Lois de l’entrée de Chabbat
Réponse
Il est une mitsva de laver tout son corps et de frotter sa tête avec de l'eau chaude la veille de Chabbat, en l'honneur du Chabbat. Si l'on ne peut pas laver tout son corps, il faut au moins se laver le visage et les mains avec de l'eau chaude. Même celui dont l'étude de la Torah est l'occupation principale doit interrompre son étude pour se laver en l'honneur du Chabbat. Si possible, il est correct de s'immerger au mikvé la veille de Chabbat. Les femmes aussi doivent se laver en l'honneur du Chabbat. Il faut veiller à ne pas se laver trop près de la tombée de la nuit, afin d'éviter tout risque de profanation du Chabbat. Il est préférable de se laver le vendredi, car cela montre que l'on se lave en l'honneur du Chabbat. Si cela n'est pas possible le vendredi, on se lavera le jeudi soir, et si ce n'est pas possible, on se lavera le jeudi, car plus c'est proche du Chabbat, plus cela est manifeste que c'est en l'honneur du Chabbat.
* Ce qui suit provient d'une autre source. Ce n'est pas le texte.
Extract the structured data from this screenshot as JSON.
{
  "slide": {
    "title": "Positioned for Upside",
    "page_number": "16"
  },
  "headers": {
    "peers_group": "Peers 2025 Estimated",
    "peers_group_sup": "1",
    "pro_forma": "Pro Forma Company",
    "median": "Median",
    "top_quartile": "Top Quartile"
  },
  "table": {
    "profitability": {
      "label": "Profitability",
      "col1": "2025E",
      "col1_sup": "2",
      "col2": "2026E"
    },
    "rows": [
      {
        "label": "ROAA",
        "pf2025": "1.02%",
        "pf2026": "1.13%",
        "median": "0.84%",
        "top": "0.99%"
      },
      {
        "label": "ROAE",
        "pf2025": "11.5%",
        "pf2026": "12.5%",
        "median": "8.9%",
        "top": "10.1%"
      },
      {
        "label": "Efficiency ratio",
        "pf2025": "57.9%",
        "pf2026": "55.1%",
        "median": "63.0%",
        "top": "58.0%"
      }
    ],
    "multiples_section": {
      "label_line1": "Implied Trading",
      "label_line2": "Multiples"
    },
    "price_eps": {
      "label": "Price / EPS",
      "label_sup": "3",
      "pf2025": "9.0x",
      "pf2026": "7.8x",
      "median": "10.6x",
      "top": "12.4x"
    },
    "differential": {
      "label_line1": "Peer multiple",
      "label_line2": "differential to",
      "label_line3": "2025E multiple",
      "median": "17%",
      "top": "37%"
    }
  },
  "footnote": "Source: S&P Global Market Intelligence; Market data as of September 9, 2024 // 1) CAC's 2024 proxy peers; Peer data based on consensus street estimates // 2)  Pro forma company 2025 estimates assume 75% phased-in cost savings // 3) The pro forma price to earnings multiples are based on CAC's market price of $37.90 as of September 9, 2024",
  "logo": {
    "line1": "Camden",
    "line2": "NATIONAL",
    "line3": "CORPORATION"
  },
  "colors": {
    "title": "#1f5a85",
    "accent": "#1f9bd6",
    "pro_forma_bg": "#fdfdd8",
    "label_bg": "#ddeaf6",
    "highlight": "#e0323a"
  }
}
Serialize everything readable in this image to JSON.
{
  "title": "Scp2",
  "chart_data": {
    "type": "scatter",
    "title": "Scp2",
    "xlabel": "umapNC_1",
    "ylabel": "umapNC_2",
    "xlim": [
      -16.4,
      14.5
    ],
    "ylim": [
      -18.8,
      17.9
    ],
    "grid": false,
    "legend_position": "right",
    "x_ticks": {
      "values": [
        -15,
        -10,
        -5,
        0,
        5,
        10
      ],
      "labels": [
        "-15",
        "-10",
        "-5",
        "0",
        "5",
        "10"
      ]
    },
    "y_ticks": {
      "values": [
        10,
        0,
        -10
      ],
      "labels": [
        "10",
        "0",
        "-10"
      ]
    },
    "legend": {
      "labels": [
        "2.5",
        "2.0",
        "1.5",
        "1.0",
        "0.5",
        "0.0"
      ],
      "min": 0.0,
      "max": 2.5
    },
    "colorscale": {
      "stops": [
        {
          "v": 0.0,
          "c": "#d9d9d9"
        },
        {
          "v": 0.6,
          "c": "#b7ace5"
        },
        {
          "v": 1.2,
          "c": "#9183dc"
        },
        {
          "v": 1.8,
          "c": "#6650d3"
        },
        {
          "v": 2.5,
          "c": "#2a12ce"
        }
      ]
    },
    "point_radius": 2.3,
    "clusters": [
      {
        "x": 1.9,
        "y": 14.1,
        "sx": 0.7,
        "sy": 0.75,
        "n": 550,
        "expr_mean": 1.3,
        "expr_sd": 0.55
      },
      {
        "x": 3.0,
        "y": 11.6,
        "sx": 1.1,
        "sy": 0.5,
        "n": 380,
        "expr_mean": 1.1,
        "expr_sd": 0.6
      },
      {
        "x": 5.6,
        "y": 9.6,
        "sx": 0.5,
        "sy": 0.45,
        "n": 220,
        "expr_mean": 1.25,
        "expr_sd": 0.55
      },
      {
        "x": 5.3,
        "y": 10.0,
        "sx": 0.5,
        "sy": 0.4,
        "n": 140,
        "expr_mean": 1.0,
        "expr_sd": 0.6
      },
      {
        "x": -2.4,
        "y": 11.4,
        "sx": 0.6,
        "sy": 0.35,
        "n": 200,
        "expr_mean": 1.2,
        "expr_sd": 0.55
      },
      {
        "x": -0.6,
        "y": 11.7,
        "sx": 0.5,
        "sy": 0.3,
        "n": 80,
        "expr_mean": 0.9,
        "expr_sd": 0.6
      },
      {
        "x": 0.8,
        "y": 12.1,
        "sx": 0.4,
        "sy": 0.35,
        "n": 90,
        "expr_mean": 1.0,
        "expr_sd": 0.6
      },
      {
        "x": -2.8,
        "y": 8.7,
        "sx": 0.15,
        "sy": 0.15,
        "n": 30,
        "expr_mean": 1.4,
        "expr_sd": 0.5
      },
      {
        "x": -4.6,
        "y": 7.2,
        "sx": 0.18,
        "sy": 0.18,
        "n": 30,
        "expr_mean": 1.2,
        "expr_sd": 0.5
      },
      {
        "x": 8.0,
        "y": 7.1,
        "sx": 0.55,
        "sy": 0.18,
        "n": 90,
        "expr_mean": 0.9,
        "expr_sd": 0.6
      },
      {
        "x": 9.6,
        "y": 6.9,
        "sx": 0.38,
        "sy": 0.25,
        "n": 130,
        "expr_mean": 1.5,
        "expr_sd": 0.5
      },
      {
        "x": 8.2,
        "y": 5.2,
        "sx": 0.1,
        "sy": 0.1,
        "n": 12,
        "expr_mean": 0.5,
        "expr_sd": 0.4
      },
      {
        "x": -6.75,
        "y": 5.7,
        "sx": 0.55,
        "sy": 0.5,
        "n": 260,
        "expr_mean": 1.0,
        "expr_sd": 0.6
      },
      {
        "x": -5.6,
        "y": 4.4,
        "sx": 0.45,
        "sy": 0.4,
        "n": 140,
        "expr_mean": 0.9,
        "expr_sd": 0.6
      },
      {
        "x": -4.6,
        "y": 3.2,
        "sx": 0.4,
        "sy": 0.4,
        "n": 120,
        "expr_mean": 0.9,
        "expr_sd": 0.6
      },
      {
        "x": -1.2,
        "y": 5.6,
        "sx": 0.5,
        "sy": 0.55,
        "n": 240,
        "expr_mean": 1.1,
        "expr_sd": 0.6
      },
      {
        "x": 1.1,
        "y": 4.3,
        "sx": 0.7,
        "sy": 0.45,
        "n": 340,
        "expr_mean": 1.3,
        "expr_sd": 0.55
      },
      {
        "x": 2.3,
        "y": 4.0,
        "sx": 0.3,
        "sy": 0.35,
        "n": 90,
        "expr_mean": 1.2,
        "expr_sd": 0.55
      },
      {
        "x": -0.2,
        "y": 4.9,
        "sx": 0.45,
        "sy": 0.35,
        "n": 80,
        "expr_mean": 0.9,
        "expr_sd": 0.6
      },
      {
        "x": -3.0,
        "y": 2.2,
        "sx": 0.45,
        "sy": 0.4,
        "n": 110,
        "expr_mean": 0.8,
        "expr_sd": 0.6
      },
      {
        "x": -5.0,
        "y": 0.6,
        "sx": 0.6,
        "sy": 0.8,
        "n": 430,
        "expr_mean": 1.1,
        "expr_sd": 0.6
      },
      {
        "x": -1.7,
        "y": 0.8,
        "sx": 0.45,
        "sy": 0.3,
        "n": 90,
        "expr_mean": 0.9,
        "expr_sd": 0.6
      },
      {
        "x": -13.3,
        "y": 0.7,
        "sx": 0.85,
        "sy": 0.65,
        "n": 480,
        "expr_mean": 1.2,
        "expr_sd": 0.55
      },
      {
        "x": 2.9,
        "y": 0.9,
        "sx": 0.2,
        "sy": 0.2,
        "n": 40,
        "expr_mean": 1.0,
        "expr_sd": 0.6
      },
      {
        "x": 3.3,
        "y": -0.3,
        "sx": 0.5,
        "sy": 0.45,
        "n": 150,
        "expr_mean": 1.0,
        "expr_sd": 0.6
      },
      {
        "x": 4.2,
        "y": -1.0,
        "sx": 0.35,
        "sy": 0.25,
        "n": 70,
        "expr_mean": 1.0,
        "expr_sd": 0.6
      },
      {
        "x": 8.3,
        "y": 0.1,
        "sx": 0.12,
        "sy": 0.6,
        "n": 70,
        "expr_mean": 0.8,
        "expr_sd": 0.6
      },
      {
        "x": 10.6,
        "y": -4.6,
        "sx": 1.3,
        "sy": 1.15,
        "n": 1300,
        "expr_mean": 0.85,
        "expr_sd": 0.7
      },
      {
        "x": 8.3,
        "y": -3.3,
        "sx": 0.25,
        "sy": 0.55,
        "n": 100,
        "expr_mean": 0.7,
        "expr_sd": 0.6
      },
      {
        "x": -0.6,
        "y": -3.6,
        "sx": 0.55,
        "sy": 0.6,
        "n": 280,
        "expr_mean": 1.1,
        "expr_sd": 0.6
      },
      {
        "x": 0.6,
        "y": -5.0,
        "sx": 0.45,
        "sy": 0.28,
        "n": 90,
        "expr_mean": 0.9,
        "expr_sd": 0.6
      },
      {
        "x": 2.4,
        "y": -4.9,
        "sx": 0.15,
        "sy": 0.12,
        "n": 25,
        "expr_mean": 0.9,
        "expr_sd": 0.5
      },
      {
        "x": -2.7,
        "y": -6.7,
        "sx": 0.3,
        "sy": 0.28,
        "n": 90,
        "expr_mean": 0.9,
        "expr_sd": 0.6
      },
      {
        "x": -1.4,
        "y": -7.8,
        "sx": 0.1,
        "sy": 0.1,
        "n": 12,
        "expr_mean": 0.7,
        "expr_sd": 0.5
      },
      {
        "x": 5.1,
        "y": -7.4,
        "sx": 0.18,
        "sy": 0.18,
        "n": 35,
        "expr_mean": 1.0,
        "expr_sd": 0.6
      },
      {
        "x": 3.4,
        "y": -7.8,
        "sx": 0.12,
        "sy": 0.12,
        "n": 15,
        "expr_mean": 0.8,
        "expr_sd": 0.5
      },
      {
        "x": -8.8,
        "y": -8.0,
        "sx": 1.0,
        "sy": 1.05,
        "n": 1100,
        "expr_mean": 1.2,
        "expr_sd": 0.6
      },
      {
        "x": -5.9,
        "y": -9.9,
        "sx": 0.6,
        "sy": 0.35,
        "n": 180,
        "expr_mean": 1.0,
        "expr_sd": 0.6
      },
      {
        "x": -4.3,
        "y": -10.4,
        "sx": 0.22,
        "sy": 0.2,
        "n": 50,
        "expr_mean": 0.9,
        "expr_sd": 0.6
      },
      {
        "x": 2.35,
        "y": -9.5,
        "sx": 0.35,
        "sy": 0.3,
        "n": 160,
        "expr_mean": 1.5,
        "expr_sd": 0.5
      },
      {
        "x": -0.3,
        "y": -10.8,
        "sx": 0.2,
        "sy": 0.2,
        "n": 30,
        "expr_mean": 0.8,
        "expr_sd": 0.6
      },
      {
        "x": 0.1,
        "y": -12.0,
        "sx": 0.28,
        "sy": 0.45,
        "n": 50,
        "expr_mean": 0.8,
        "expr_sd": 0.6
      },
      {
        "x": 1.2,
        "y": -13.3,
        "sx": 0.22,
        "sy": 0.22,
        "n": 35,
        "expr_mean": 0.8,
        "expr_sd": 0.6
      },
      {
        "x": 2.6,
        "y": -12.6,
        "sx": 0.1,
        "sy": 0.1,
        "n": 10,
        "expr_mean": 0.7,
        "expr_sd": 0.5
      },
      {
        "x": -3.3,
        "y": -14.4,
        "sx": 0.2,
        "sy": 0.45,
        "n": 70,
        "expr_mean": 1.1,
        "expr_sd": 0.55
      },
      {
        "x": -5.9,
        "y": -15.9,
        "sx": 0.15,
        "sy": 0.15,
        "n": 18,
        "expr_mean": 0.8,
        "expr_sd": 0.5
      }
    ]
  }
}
Il est aussi une mitsva de se laver la veille de Yom Tov, comme la veille de Chabbat.
Réponse
Si les cheveux de la tête sont longs, il est une mitsva de les couper la veille de Chabbat en l'honneur du Chabbat. Si l'on ne peut pas se couper les cheveux le vendredi, on les coupera le jeudi. Lorsque Roch Hodech tombe un vendredi, il est permis de se couper les cheveux en l'honneur du Chabbat. Certains ont l'habitude de tenir compte du testament de Rabbi Yehouda Ha'hassid qui interdit de se couper les cheveux à Roch Hodech, mais notre coutume n'est pas de s'en préoccuper.
Réponse
Si les ongles sont longs, il est une mitsva de les couper en l'honneur du Chabbat. Il est permis de se couper les cheveux et les ongles le jeudi, même si les cheveux et les ongles repousseront pendant Chabbat. Il est interdit de jeter les ongles à terre, sauf si l'on se trouve dans une synagogue ou une maison d'étude, dans un endroit où les femmes ne sont pas présentes.
Réponse
Puisqu'il est interdit de prélever la 'halla pendant Chabbat et Yom Tov, les Sages ont institué que l'on demande à sa famille, la veille de Chabbat et la veille de Yom Tov, peu avant la tombée de la nuit, d'une manière douce, s'ils ont prélevé la 'halla des produits de boulangerie. S'ils ne l'ont pas fait, on leur dira de prélever la 'halla avant l'entrée de Chabbat. Il faut particulièrement poser cette question la veille de Pessa'h, afin de ne pas oublier de prélever la 'halla des matsot préparées pour le soir de Pessa'h. Il faut s'exprimer d'une manière douce pour être écouté. Cependant, celui qui n'a pas l'habitude de cuire du pain ou d'autres produits de boulangerie chez lui n'a pas besoin de poser la question du prélèvement de la 'halla la veille de Chabbat. De même, dans les endroits où l'on a l'habitude d'acheter des fruits et légumes auprès de fournisseurs disposant d'une surveillance rabbinique conforme, et où les prélèvements de teroumot et maasserot ont déjà été effectués, il n'est pas nécessaire de demander si cela a été fait. De même, dans les endroits où l'on n'a pas l'habitude de faire des érouvé 'hatserot ou des érouvé tehoumin, il n'est pas nécessaire de demander si cela a été fait. Il dira seulement à sa famille d'allumer la bougie, et de les avertir, peu avant la tombée de la nuit, d'arrêter de faire des melakha.
Réponse
Il est bon d'annoncer l'entrée du Chabbat peu avant la tombée de la nuit. Il incombe aux responsables de la communauté de veiller à ce qu'une telle annonce soit faite à l'approche de l'entrée du Chabbat.